August 3rd, 2007

Just a Pile of Rocks

From Istanbul, I flew to Cairo. I had been curious for a while whether the pyramids in Egypt were bigger than the pyramids in the Americas.

Turkey is an Islamic country. Egypt is also Islamic. Cairo is only slightly smaller than Istanbul. However, the countries feel very different. Cairo struck me as a Bangladesh lite. For a little while, it was nice to be back in that environment; the roads are loud, there are no jay-walking laws (at all), it's dirty.

My first tourism here was just trying to learn how to work the system. I didn't want to find a taxi driver and hire him to take me to the pyramids for $10. Absolutely not. I wanted to take the bus. My hotel is near the central bus station, so that helped. However, it turned out to be something of a challenge. The buses are well labeled (in Arabic). The bus routes are number and the numbers are clearly displayed (in Arabic). The bus conductors are very helpful and shout out about the route (in Arabic). Let me describe my level in Arabic. Upon arrival, I could say 'hello', 'god willing', 'thank god', and could also read the written numbers (except 2, 3, 4, 6, 7, 8, and 9).

How does one overcome this problem? I had not seen any foreigners before my 3rd day in Egypt, so it certainly wasn't getting help there. Everyone knows that the pyramids are in Giza. Fortunately, the word for 'Giza' in Arabic is 'Giza'. I simply spent most of my day repeating that word with a question tone. Eventually, I ended up in Giza.

Making it from Giza to the pyramids was a little more challenging. I didn't know the word for pyramid. Fortunately, in Egypt there is always someone who would be happy to help you out. All they want in return is to be your friend. I'm pretty sure that in the Arabic-English dictionaries they use in Egypt they mixed up the words friend and salesperson. None the less, they still help.

The pyramids sit right on the edge of Giza. There is a large concrete fence around them and after paying 50 pounds to enter, crossing the fence transports you from Islamic suburbia into the desert next to the giant pyramids. I didn't go in that way. My friend wanted to talk to me about animal tour packages.

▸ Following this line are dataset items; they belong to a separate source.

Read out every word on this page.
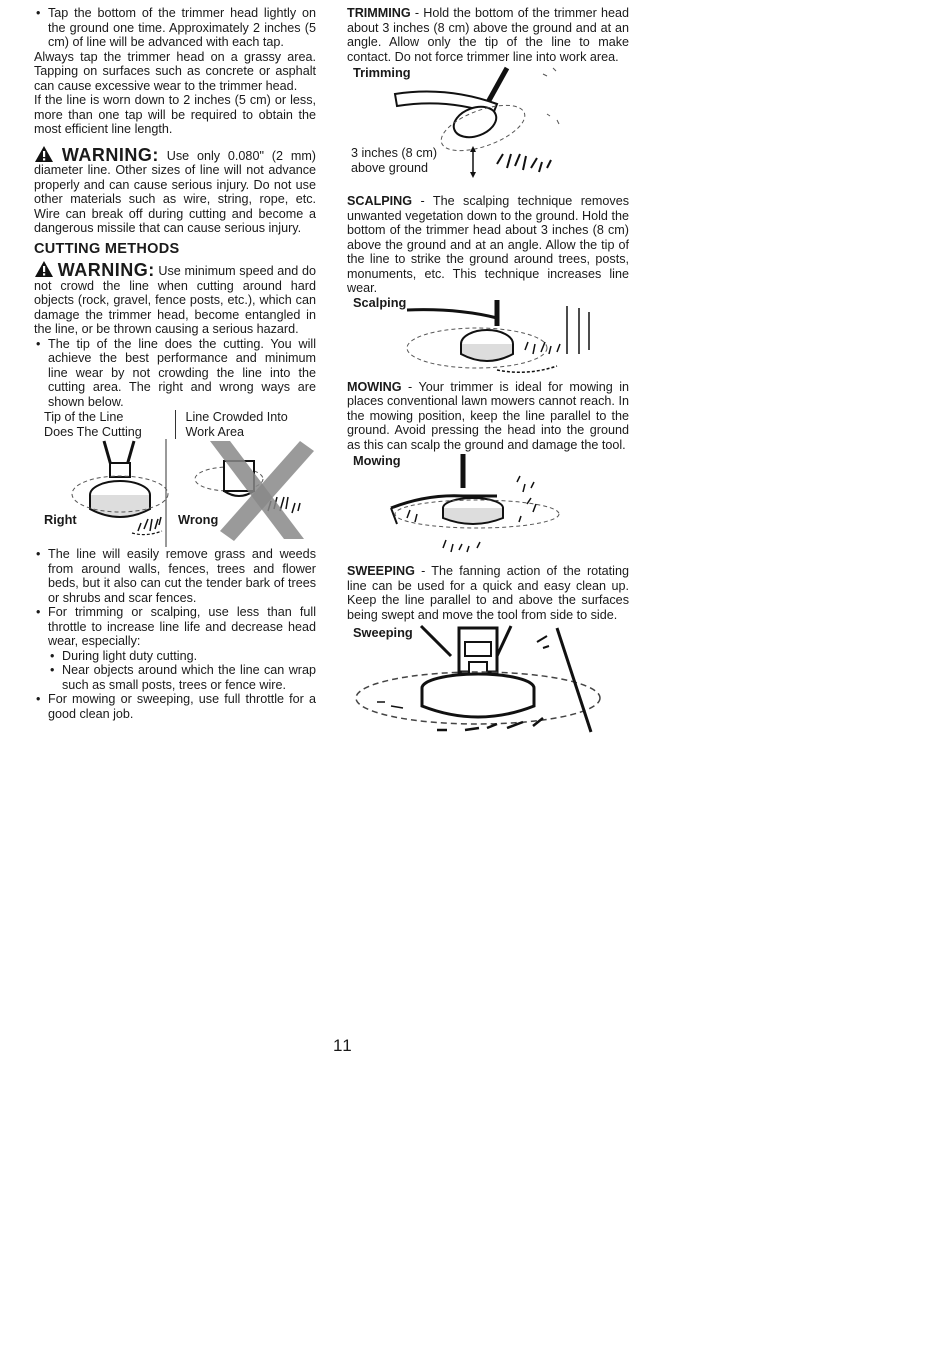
• Tap the bottom of the trimmer head lightly on the ground one time. Approximately 2 inches (5 cm) of line will be advanced with each tap.

Always tap the trimmer head on a grassy area. Tapping on surfaces such as concrete or asphalt can cause excessive wear to the trimmer head.

If the line is worn down to 2 inches (5 cm) or less, more than one tap will be required to obtain the most efficient line length.

WARNING: Use only 0.080" (2 mm) diameter line. Other sizes of line will not advance properly and can cause serious injury. Do not use other materials such as wire, string, rope, etc. Wire can break off during cutting and become a dangerous missile that can cause serious injury.

CUTTING METHODS

WARNING: Use minimum speed and do not crowd the line when cutting around hard objects (rock, gravel, fence posts, etc.), which can damage the trimmer head, become entangled in the line, or be thrown causing a serious hazard.

• The tip of the line does the cutting. You will achieve the best performance and minimum line wear by not crowding the line into the cutting area. The right and wrong ways are shown below.
Tip of the Line
Does The Cutting
Line Crowded Into
Work Area
Right	Wrong
• The line will easily remove grass and weeds from around walls, fences, trees and flower beds, but it also can cut the tender bark of trees or shrubs and scar fences.
• For trimming or scalping, use less than full throttle to increase line life and decrease head wear, especially:
• During light duty cutting.
• Near objects around which the line can wrap such as small posts, trees or fence wire.
• For mowing or sweeping, use full throttle for a good clean job.

TRIMMING - Hold the bottom of the trimmer head about 3 inches (8 cm) above the ground and at an angle. Allow only the tip of the line to make contact. Do not force trimmer line into work area.

Trimming
3 inches (8 cm)
above ground

SCALPING - The scalping technique removes unwanted vegetation down to the ground. Hold the bottom of the trimmer head about 3 inches (8 cm) above the ground and at an angle. Allow the tip of the line to strike the ground around trees, posts, monuments, etc. This technique increases line wear.

Scalping

MOWING - Your trimmer is ideal for mowing in places conventional lawn mowers cannot reach. In the mowing position, keep the line parallel to the ground. Avoid pressing the head into the ground as this can scalp the ground and damage the tool.

Mowing

SWEEPING - The fanning action of the rotating line can be used for a quick and easy clean up. Keep the line parallel to and above the surfaces being swept and move the tool from side to side.

Sweeping
11
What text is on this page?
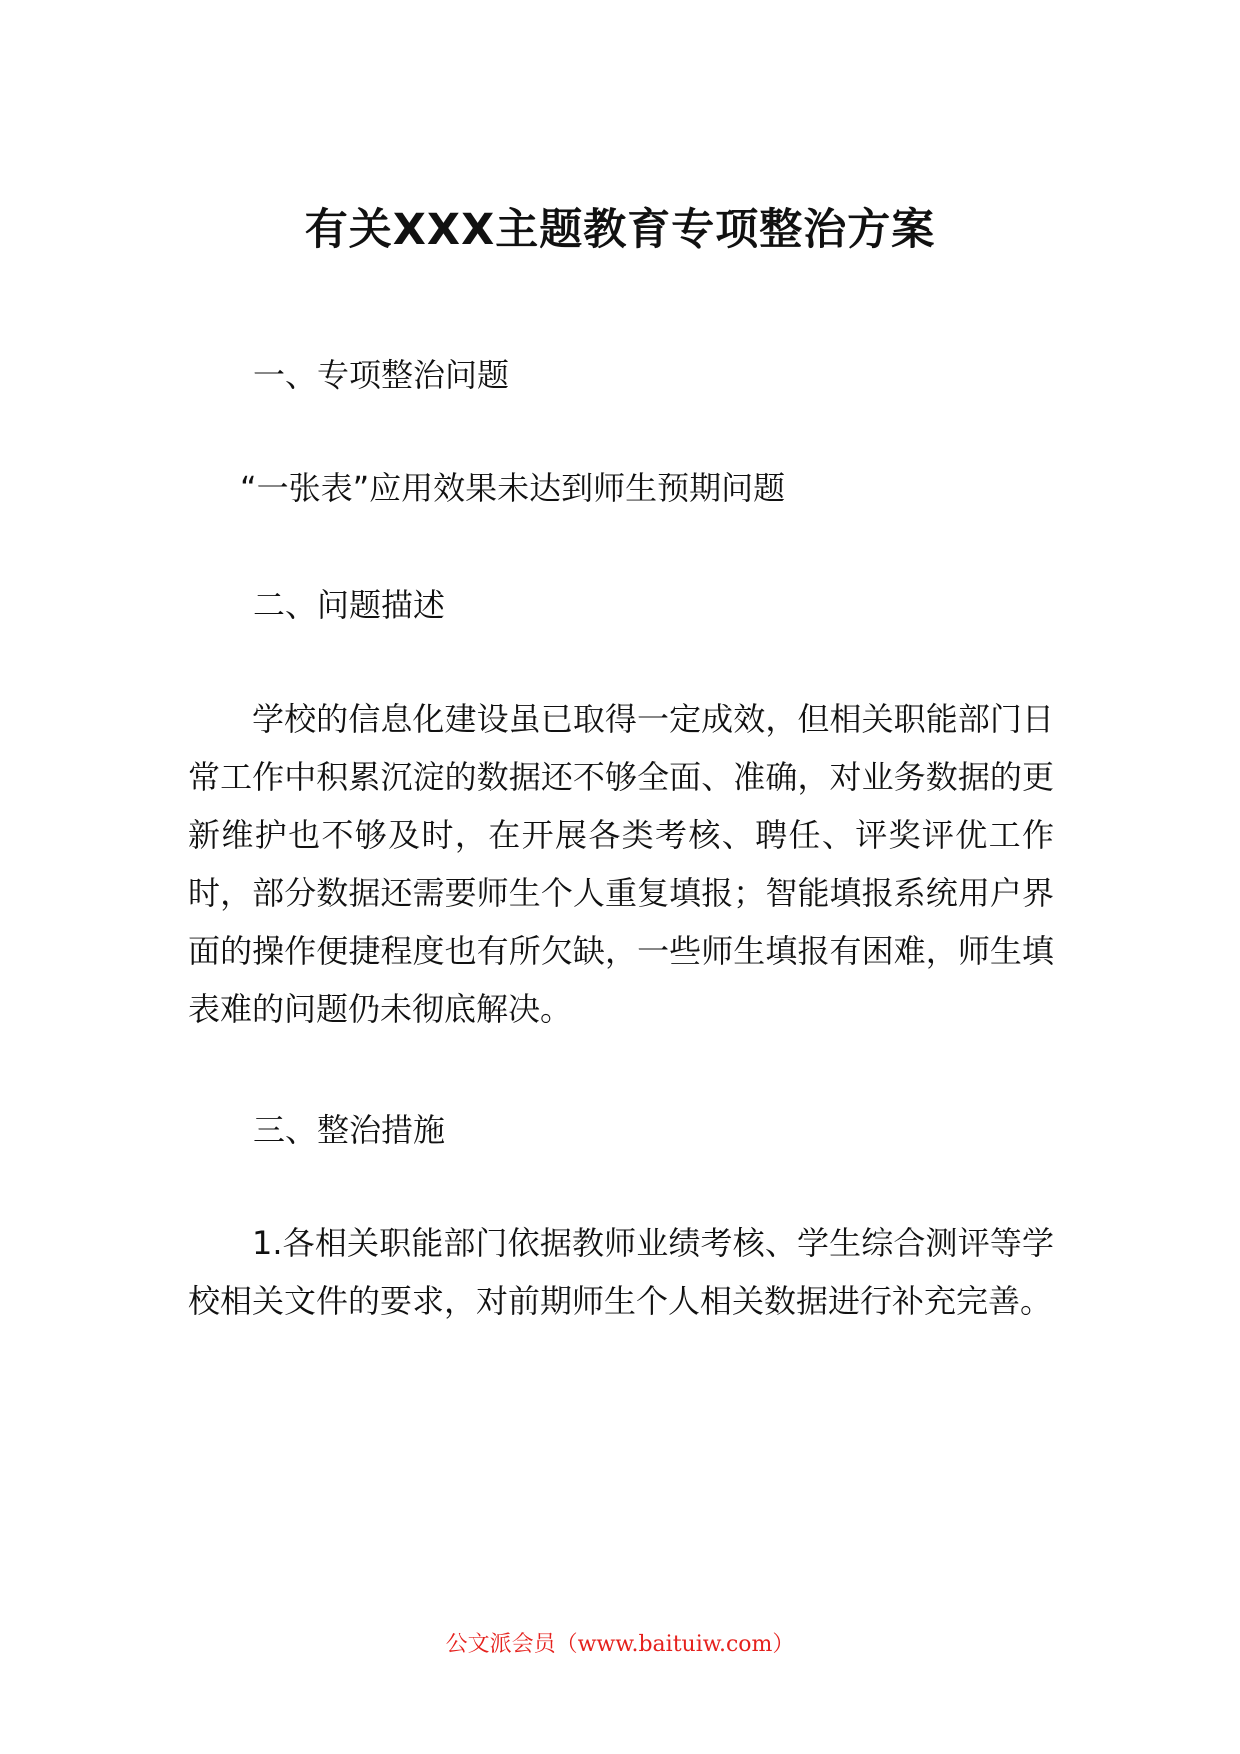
有关XXX主题教育专项整治方案
一、专项整治问题
“一张表”应用效果未达到师生预期问题
二、问题描述
学校的信息化建设虽已取得一定成效，但相关职能部门日常工作中积累沉淀的数据还不够全面、准确，对业务数据的更新维护也不够及时，在开展各类考核、聘任、评奖评优工作时，部分数据还需要师生个人重复填报；智能填报系统用户界面的操作便捷程度也有所欠缺，一些师生填报有困难，师生填表难的问题仍未彻底解决。
三、整治措施
1.各相关职能部门依据教师业绩考核、学生综合测评等学校相关文件的要求，对前期师生个人相关数据进行补充完善。
公文派会员（www.baituiw.com）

For the low price of 350 pounds you can get a tour on a horse for three hours. I started thinking about my bottom. My thoughts quickly shifted (just slightly) to my wallet, which only had 65 pounds in it. After some discussion, the price dropped to 50 pounds for a shorter tour, leaving me inside the fence at the end of the tour.

Getting onto a camel is quite a ride in itself. Camels are tall. My feet were the height of the chest of people on horses. The most remarkable part, however, is that camels really kick their riders around as they stand up. The first time the camel stood up, I'm pretty sure that we inverted completely and that I was actually below the camel for a little while.

What was the deciding factor in going to Egypt? I wanted to know if the pyramids in Egypt were more famous than the pyramids in the Americas because they were bigger or just because they were discovered by Europeans long ago. The biggest Egyptian pyramids are bigger than the biggest American pyramids (that I saw). The Egyptian ones also used construction techniques that were more much more difficult.

All told, after an hour and a half on a camel, my bottom was only sore for two days. Through a strange turn of events, I ended up tipping my tour guide my watch.

The pyramids helped me realize something I had gained from all my traveling. I managed to tour the pyramids with only a dab of sunscreen on my nose and come back without a sunburn. Yay me!